I was at a small '50s theme resteraunt this afternoon... just wanted a good chocolate shake. When I got there, the music playing on the PA system was the Angels' song "My Boyfriend's Back". Which, OK, is definitely a good time-piece tune, even though it wasn't actually released until 1963 (it seems to be a '50s music staple regardless of that fact). So, that one was fine. But the next song was the Village People's "YMCA". Wha? Now we're not even close. We're talkin' being off the mark by a full generation (25 years). "YMCA" wasn't released until 1978 - we're talkin' LATE '70s here.

Oh well. I can't say that I'm much of a fan for the early rock-and-roll of the 1950's, so I'm not exactly complaining. Still, if your resteraunt is ostensibly '50s, I would expect the music to be at least within a deviation of +/- 5 years. (Well, since they're not likely to be digging up any late '40s music, let's add the -5 to the front end, and just say to "keep it before 1970").

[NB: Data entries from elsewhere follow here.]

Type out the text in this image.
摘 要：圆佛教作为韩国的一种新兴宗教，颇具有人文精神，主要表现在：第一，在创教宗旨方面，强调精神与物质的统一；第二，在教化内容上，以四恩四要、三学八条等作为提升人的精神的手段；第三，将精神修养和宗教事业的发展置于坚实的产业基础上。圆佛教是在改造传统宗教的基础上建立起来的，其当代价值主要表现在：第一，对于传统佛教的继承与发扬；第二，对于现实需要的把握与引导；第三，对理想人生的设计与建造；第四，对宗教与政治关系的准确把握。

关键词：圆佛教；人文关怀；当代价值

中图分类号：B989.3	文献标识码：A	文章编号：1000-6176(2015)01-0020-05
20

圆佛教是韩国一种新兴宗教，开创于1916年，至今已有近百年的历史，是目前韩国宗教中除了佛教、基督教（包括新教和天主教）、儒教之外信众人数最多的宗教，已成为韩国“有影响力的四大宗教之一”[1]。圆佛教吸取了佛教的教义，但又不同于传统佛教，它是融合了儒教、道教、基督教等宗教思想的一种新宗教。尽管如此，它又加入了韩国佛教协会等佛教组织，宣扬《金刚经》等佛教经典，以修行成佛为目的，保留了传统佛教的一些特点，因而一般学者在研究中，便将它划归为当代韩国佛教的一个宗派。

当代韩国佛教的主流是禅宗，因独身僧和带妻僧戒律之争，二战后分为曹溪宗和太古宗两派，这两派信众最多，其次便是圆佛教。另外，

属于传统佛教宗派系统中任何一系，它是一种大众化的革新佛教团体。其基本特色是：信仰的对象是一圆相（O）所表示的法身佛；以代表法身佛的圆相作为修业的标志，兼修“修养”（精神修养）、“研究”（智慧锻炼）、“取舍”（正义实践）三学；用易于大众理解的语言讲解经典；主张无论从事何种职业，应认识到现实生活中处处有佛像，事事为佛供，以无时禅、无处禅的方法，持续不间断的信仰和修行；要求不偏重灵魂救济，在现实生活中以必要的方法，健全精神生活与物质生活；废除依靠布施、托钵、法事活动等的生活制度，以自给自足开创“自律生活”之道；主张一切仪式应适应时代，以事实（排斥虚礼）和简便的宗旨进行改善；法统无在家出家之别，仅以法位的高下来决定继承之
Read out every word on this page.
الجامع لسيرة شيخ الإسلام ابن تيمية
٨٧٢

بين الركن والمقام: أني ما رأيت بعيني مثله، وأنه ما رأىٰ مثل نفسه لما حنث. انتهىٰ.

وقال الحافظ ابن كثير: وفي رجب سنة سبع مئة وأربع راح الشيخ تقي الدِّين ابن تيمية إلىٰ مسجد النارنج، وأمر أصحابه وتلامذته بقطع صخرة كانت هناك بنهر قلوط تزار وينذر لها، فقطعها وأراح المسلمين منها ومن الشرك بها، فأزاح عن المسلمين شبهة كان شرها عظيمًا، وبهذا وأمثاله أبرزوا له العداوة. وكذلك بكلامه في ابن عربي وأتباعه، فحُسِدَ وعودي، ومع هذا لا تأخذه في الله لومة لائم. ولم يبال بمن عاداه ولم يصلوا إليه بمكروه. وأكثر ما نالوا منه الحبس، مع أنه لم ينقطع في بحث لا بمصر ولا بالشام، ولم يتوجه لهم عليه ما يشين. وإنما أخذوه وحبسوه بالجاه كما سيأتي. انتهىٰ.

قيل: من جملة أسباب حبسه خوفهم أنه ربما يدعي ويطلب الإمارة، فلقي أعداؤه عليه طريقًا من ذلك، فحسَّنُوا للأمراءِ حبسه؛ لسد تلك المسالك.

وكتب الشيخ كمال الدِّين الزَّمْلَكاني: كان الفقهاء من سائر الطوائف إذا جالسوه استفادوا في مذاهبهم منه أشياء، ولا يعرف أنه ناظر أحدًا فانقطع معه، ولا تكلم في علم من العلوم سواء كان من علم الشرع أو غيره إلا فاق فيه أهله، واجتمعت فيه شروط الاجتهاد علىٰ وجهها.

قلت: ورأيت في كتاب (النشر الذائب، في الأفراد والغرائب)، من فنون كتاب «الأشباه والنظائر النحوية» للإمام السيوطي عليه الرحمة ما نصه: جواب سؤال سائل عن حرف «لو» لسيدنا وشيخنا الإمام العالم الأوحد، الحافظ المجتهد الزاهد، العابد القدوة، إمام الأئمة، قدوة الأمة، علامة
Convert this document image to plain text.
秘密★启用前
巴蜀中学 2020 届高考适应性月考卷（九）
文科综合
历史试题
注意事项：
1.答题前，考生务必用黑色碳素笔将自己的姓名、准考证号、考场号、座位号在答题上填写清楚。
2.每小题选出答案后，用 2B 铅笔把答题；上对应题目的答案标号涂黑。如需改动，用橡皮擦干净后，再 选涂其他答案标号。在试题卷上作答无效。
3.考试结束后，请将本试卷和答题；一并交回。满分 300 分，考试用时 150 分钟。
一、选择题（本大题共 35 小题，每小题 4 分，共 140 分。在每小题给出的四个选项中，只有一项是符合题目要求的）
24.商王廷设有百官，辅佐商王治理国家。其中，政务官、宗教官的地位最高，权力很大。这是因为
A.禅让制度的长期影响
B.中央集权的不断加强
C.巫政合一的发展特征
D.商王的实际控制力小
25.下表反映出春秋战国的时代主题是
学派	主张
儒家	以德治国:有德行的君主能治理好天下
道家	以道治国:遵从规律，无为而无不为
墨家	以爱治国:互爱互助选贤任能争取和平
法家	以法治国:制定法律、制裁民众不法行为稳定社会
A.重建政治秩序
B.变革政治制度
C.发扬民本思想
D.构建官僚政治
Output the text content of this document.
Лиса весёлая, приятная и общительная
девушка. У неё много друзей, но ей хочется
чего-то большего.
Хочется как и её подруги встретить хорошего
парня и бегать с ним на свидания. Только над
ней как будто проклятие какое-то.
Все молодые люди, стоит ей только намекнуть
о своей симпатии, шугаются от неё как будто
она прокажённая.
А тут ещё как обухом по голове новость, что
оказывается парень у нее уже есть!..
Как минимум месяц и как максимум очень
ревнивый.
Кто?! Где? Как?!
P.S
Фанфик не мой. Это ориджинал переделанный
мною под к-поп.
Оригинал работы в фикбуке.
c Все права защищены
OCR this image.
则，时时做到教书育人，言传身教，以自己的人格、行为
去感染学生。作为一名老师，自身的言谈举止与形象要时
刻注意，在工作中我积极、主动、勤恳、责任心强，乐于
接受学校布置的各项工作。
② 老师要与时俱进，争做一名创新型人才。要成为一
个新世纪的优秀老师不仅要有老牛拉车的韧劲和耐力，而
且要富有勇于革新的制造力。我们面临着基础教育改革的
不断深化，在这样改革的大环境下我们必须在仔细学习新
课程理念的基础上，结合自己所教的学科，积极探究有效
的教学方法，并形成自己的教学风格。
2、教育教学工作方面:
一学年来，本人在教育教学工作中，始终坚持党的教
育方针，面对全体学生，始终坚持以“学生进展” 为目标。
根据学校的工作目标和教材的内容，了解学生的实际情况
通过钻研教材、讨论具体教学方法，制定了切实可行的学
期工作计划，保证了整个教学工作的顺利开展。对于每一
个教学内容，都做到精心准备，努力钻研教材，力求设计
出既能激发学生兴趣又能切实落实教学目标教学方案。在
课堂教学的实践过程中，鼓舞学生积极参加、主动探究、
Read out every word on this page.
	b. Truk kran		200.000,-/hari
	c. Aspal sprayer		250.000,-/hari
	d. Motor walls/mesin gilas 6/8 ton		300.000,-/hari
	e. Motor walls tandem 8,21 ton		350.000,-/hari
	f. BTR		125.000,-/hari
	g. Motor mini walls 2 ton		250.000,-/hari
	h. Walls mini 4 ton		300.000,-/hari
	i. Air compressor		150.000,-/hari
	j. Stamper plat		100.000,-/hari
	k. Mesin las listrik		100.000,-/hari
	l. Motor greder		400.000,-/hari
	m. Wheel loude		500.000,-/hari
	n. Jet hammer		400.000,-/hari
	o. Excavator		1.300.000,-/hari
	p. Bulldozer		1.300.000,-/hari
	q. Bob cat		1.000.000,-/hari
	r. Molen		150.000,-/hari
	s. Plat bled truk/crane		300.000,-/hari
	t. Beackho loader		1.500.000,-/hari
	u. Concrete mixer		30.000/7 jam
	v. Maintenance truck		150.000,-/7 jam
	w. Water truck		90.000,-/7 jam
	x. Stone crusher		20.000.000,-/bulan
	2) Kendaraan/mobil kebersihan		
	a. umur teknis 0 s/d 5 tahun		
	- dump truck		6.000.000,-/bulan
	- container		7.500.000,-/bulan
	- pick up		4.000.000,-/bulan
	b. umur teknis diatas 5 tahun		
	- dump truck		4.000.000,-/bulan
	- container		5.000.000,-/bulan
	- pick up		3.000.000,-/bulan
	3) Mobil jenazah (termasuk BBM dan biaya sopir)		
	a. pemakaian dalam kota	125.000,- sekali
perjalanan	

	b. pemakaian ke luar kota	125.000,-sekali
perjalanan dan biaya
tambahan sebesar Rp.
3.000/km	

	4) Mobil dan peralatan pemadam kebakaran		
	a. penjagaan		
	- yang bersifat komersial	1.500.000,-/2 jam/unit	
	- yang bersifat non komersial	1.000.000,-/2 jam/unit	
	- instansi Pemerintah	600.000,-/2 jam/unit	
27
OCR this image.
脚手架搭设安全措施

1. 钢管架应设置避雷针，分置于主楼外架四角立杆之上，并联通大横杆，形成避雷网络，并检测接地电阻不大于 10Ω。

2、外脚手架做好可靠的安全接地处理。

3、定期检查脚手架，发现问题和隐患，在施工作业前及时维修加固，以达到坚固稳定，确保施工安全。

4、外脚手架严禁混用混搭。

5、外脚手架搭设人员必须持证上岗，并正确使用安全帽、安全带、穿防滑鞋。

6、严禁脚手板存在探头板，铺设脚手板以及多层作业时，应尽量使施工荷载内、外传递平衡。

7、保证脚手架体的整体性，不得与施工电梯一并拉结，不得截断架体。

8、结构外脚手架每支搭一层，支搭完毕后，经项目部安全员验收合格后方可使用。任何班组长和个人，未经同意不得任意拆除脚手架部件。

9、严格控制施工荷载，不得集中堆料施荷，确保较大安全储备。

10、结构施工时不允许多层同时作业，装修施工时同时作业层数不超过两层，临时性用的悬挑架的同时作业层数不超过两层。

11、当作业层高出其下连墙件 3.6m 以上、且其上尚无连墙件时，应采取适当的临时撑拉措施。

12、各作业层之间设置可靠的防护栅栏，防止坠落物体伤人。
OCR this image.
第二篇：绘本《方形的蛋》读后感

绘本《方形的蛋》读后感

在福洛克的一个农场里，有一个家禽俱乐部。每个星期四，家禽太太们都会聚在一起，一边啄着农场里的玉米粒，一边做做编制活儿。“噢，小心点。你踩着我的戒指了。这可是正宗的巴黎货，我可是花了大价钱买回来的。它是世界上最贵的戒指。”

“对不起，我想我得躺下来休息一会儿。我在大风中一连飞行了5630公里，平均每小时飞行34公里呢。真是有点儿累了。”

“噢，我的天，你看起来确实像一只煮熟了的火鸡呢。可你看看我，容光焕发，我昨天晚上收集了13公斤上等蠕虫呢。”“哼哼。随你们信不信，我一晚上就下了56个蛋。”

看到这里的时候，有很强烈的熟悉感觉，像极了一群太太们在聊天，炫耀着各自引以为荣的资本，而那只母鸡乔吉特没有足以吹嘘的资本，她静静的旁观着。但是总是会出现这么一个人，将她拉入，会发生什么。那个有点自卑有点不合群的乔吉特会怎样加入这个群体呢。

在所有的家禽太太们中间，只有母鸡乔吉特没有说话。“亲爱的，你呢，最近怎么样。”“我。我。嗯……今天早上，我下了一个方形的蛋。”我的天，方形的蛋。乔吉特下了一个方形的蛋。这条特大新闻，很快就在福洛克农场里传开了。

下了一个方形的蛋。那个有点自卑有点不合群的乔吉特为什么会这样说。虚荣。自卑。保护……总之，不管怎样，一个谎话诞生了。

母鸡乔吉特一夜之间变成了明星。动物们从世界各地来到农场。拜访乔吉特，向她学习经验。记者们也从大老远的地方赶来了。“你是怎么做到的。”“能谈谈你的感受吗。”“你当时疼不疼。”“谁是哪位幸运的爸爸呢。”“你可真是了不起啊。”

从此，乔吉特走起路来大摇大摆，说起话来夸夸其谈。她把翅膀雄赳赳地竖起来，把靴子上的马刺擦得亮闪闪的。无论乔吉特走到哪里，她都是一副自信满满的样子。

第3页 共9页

I listened to some Yanni today at Borders. It was actually kinda good at first. Then, I realized that the nice sounds weren't just an intro or an interlude, but rather that the entire thing sounds like that. Yanni seems to milk a basic sound to such an extent that the whole affair becomes muzak. Even in ambient/environmental stuff, the music needs to change, to deviate, to branch out... to breathe. Yanni seems to stick with "sounding pretty". Whatever. The same complaint can be raised of techno music. Some techno is nothing but a single driving beat, repeated ad nauseum. While most electronic music (at least, in my experience) is reliant on loops, there is a need to do something with the repetition.

One of these days, I will buy that Stravinsky 3CD set. The one that's conducted by Michael Tilson Thomas. The one that won a Grammy award (and, at least in that area, the Grammies still hold at least some clout). The thing is advertised as 3CDs for the price of 2, but it's really not. Well, maybe in the "two separate CDs" sense, but it's more expensive than 2CD sets. In fact, it's more expensive than the 3CD Heavy ConstruKction set of King Crimson's. If it was actually the price of a regular 2CD set, I would own it by now. I'll probably throw it on a Christmas list.

Tuesday, November 13

It's been about half a month since I last wrote something here. Hmmph.

What's happened in the meantime? Well, I am diving head-first into the realm of electronic music. I picked up what is apparently an "ambient house" classic, Global Communication's 76:14. This sucker's great. It finds a middle ground between Steve Roach-style ambience and modern electronica (not unlike the middle ground post-rock (at least the "drone-rock" contingent) often establishes between ambient and rock). I do enjoy Steve Roach, but ambient with a stronger rhythmic presence tends to have a stronger effect on me.

It's starting to seem that space/ambient music has the potential to be even more near and dear to me than more "busy" styles of music like jazz or prog-rock. I guess it shouldn't be surprising, given that the space rock bits in Pink Floyd are my favorite moments from that band's canon of music.

This new direction will eventually push me to the borders of both techno and New Age. At some point, I expect to eventually encounter stuff in those realms that repulses me - thus establishing the borders of where my tastes in this field run. What remains to be seen is whether these borders exist on the outskirts of these genres, or whether they're well into the heart of the genres (or perhaps the borders don't exist at all - in which case, Present and YETI can expect to be joined by Prodigy and Yanni in my CD case soon).

Oh, and the new Mogwai EP is good. Not quite Rock Action good or EP+2 good, but it's Young Team good.